C.E. 23 Janvier 2006

Intérêt pour agir en référé-suspension d’une société en cours de constitution.

Dès lors que sont intervenus les premiers actes de création de la société requérante, notamment la signature de ses statuts par les associés et leur présentation à l’enregistrement, et que ladite société est en cours de constitution pour acquérir le fonds de commerce devant être exploité dans l’immeuble préempté, cette société a une capacité et un intérêt suffisant pour agir en référé-suspension de la décision de préemption.

Note de M. Patrice CORNILLE :

L’acquéreur évincé d’une vente par une décision de préemption qu’il considère illégale a intérêt et donc qualité pour agir en annulation à son encontre.

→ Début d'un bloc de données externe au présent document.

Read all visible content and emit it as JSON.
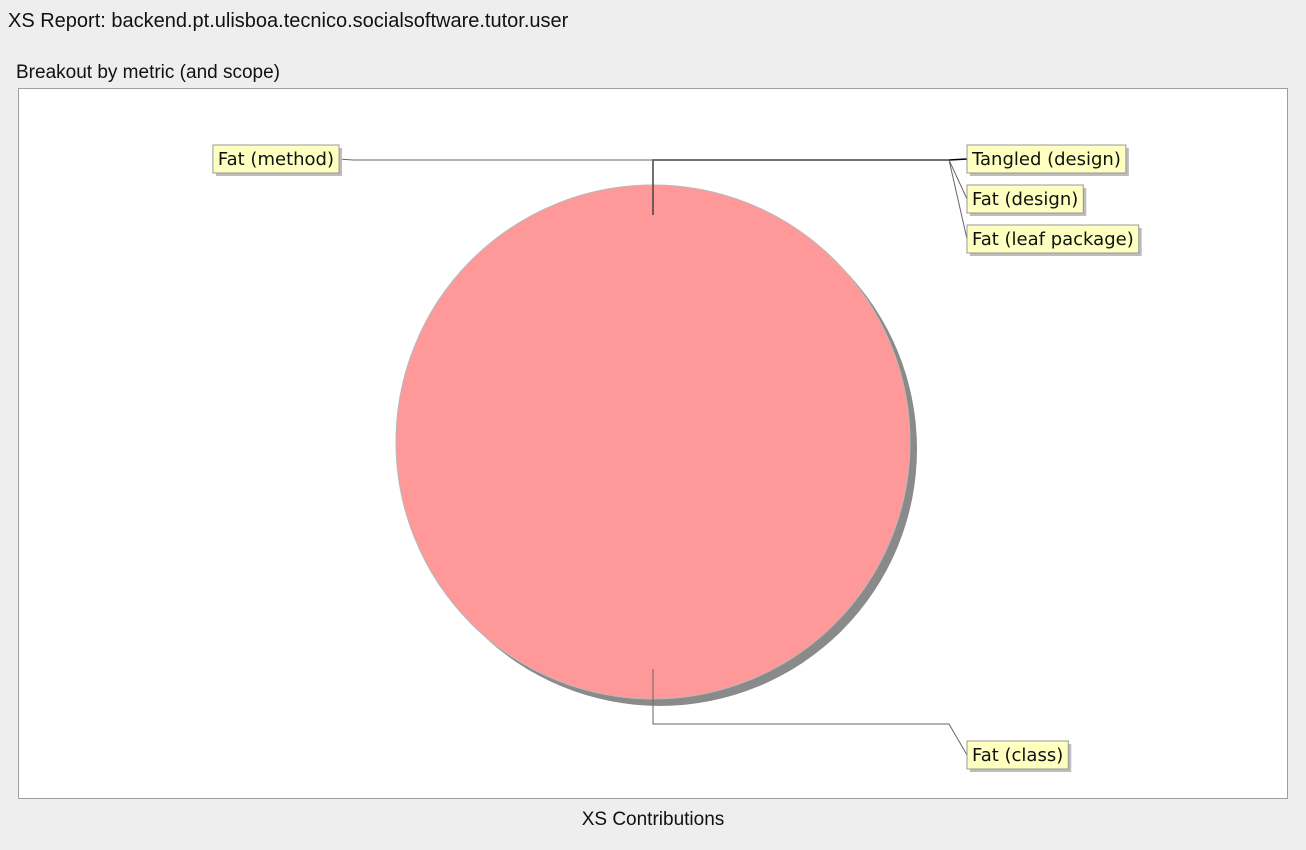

La recevabilité de l’acquéreur est en général admise avec libéralisme par les juridictions administratives.

Ainsi, la circonstance qu’une promesse de vente serait devenue caduque, postérieurement à la décision de préemption, du fait de la renonciation du vendeur à l’aliénation, est sans incidence sur l’intérêt de l’acquéreur évincé à contester la légalité de la décision de préemption ; la circonstance que la promesse était assortie d’une clause suspensive tenant à l’exercice du droit de préemption par la commune est également sans incidence sur la qualité d’acquéreur évincé du requérant (CE, 15 mai 2002).

De même, la survenance de la caducité d’une promesse de vente ne prive pas nécessairement de son caractère d’urgence la suspension de la décision de préemption par voie de référé (CE, 22 avr. 2005).

Cette décision marque un degré de plus dans cette tendance libérale puisqu’elle admet que l’acquéreur, pris en la personne (morale) d’une société en cours de constitution seulement à la date de l’introduction de sa requête dispose d’une capacité suffisante pour être recevable à saisir le président du Tribunal Administratif en vue d’obtenir la suspension de la préemption qui lui fait grief.

Cette solution, nouvelle, n’allait pas de soi puisqu’une société n’acquiert la personnalité morale qu’à compter de son immatriculation au registre du commerce et des sociétés.

Le Conseil d’Etat se satisfait de la signature des statuts et de leur enregistrement pour retenir la capacité pour ester en justice de la requérante, avant même sa naissance juridique.